Chapitre II - Commère


Iâh sortit de la pièce centrale et partit dans ses appartements. Les galeries souterraines étaient un vrai dédale. Seul le peuple de l'ombre, que l'on appelait les Nóthis, ainsi que les nombreux serpents albinos qui leur tenaient compagnie pouvaient se repérer et filer de couloirs en couloirs sans se perdre. Iâh les connaissait si bien qu'elle avançait généralement les paupières fermées. Les Nóthis n'utilisaient pas souvent leurs yeux, qui pourtant voyaient très bien dans le noir, parce qu'ils avaient appris à se servir de leurs autres sens. Ils avaient l'ouïe très développée ainsi que le toucher. Malheureusement, leur habitat ne leur donnait pas beaucoup de textures différentes. C'était pourquoi Iâh n'attendait qu'une chose : sortir à la surface. Elle était une jeune femme qui n'aimait pas être enfermée. Elle avait besoin de sentir l'air frais sur sa peau, de sentir la roche, l'herbe, l'écorce, écouter les animaux de la nuit, le bruissement du vent dans les feuilles.
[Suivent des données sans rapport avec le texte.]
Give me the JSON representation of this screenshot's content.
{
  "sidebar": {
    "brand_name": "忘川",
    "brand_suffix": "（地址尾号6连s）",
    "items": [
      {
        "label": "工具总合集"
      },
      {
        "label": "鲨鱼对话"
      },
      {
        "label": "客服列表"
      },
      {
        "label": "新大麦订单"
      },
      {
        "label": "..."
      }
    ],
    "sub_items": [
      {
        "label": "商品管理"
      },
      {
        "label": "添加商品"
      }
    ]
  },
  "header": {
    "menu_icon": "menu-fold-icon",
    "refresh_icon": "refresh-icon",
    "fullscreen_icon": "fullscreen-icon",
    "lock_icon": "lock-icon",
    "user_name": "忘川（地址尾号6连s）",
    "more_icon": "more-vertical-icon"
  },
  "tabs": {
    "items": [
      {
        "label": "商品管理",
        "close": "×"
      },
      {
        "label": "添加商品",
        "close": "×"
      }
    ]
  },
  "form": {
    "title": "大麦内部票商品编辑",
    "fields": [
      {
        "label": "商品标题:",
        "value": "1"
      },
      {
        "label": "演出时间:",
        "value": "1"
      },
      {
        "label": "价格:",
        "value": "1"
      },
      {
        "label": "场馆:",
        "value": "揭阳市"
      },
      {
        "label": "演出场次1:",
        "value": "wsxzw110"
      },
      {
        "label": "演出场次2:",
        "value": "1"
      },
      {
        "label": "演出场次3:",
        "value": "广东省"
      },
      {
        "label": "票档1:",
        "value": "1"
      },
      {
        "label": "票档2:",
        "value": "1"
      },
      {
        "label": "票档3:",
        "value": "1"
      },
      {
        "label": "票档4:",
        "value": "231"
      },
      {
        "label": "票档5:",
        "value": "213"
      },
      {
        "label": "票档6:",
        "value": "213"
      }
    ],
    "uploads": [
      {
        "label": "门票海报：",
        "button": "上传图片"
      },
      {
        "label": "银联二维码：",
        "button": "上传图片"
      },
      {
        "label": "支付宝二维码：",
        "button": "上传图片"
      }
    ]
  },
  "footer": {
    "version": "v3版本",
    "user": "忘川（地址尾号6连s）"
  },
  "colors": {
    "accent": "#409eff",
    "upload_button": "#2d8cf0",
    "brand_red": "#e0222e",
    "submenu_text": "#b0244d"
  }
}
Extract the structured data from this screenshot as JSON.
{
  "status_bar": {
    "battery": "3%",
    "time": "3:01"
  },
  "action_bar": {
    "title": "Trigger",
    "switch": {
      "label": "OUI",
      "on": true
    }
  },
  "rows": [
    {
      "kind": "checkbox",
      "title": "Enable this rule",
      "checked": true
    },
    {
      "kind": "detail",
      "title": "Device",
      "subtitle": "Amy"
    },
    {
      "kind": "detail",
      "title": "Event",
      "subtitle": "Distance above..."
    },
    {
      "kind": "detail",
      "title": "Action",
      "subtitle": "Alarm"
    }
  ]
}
Mais ce qu'elle préférait par dessus tout était de contempler les couleurs du crépuscule. Ce ciel orangé et bleuté était la seule chose colorée qu'elle pouvait regarder sans abîmer ses prunelles fragiles. Alors elle s'en donnait à cœur joie et tentait de profiter de chaque seconde face à la tombée de la nuit qui ne durait malheureusement pas très longtemps.

La demoiselle rentra dans sa chambre ne sachant pas vraiment quoi faire. Elle passa la porte froide et s'étala dans son lit : un matelas à deux places posé sur un sommier rasant le sol avec trois oreillers qui s'écrasèrent sous le poids de son corps. Cette dernière réfléchissait à la nouvelle apprise quelques minutes plus tôt. Elle allait enfin voir les coulisses de la guerre, connaître leurs ennemis.

On frappa à la porte de sa chambre. Iâh donna l'autorisation d'entrer. Une tête passa l'entrebâillement.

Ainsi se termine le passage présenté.